When using MOSFETs, there is a phenomenon that often causes headaches, known as the Miller Effect.

First, let's review the turn-on process of a MOSFET.

The turn-on process of a MOSFET can be divided into three stages: cutoff, linear region, and saturation region.

In the cutoff region, the gate-source voltage of the MOSFET is zero, and the MOSFET is in the off state. As the gate-source voltage increases, when it reaches the gate threshold voltage (Vg(th)), the MOSFET enters the linear region.

In the linear region, as the gate-source voltage of the MOSFET continues to increase, it eventually reaches the saturation voltage (Vs(th)), and the MOSFET enters the saturation region.

However, in practical applications, when we apply a voltage to the gate of the MOSFET, we observe an interesting phenomenon: after the gate-source voltage reaches the gate threshold voltage, the conduction current of the MOSFET does not immediately increase but instead exhibits a plateau.

During this plateau period, the conduction current of the MOSFET remains constant, as if it is stuck. This phenomenon is known as the Miller Effect, caused by the presence of the input capacitance that limits the rate at which the gate-source voltage (Vgs) can rise, preventing the MOSFET from immediately entering the on state.

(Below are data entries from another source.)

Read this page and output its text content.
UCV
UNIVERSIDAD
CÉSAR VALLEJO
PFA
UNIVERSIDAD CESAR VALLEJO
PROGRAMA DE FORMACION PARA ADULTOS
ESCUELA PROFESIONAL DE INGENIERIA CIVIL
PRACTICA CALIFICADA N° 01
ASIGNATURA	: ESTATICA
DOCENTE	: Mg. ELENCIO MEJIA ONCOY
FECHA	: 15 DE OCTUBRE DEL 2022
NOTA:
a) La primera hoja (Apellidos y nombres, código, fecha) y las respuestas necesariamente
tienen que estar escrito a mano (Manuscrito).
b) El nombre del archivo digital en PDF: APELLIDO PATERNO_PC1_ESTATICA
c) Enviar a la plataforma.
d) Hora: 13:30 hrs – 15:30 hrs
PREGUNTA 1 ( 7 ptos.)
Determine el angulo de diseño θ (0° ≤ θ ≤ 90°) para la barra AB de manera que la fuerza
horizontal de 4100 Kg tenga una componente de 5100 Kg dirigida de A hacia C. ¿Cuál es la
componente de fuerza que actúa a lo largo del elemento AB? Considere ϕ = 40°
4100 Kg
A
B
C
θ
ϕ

So, how does the Miller Effect occur?

To understand this, we need to look at the structure of the MOSFET.

The MOSFET is made of n-type or p-type semiconductors and includes two electrodes: the source and the drain, as well as a gate.

During the operation of the MOSFET, a capacitance is formed between the gate and the source, known as the Miller capacitance (Cgd).

When the gate-source voltage increases, the gate must first charge the Miller capacitance before the gate can continue to charge, thereby increasing the conduction current of the MOSFET.

While the Miller Effect can be troublesome, there are ways to mitigate its impact:

We can reduce the Miller capacitance, increase the driving current, optimize the driving circuit, etc.

Let's start with a simple model. Suppose we have a MOSFET with an input capacitance of Cgs. When the gate-source voltage (Vgs) rises, this capacitance begins to charge. During the charging process, the rate of Vgs rise gradually slows down because the capacitance charging speed is limited. When Vgs rises to a certain level, the MOSFET enters the on state.

In this way, the MOSFET can serve us better and bring more convenience to our lives.

In conclusion, the turn-on process and Miller Effect of MOSFETs are complex and interesting processes.

By understanding this process, we can better grasp the working principle of MOSFETs and provide more ideas and inspiration for our electronic designs. I hope this article can be helpful and let us explore the mysteries of the electronic world together!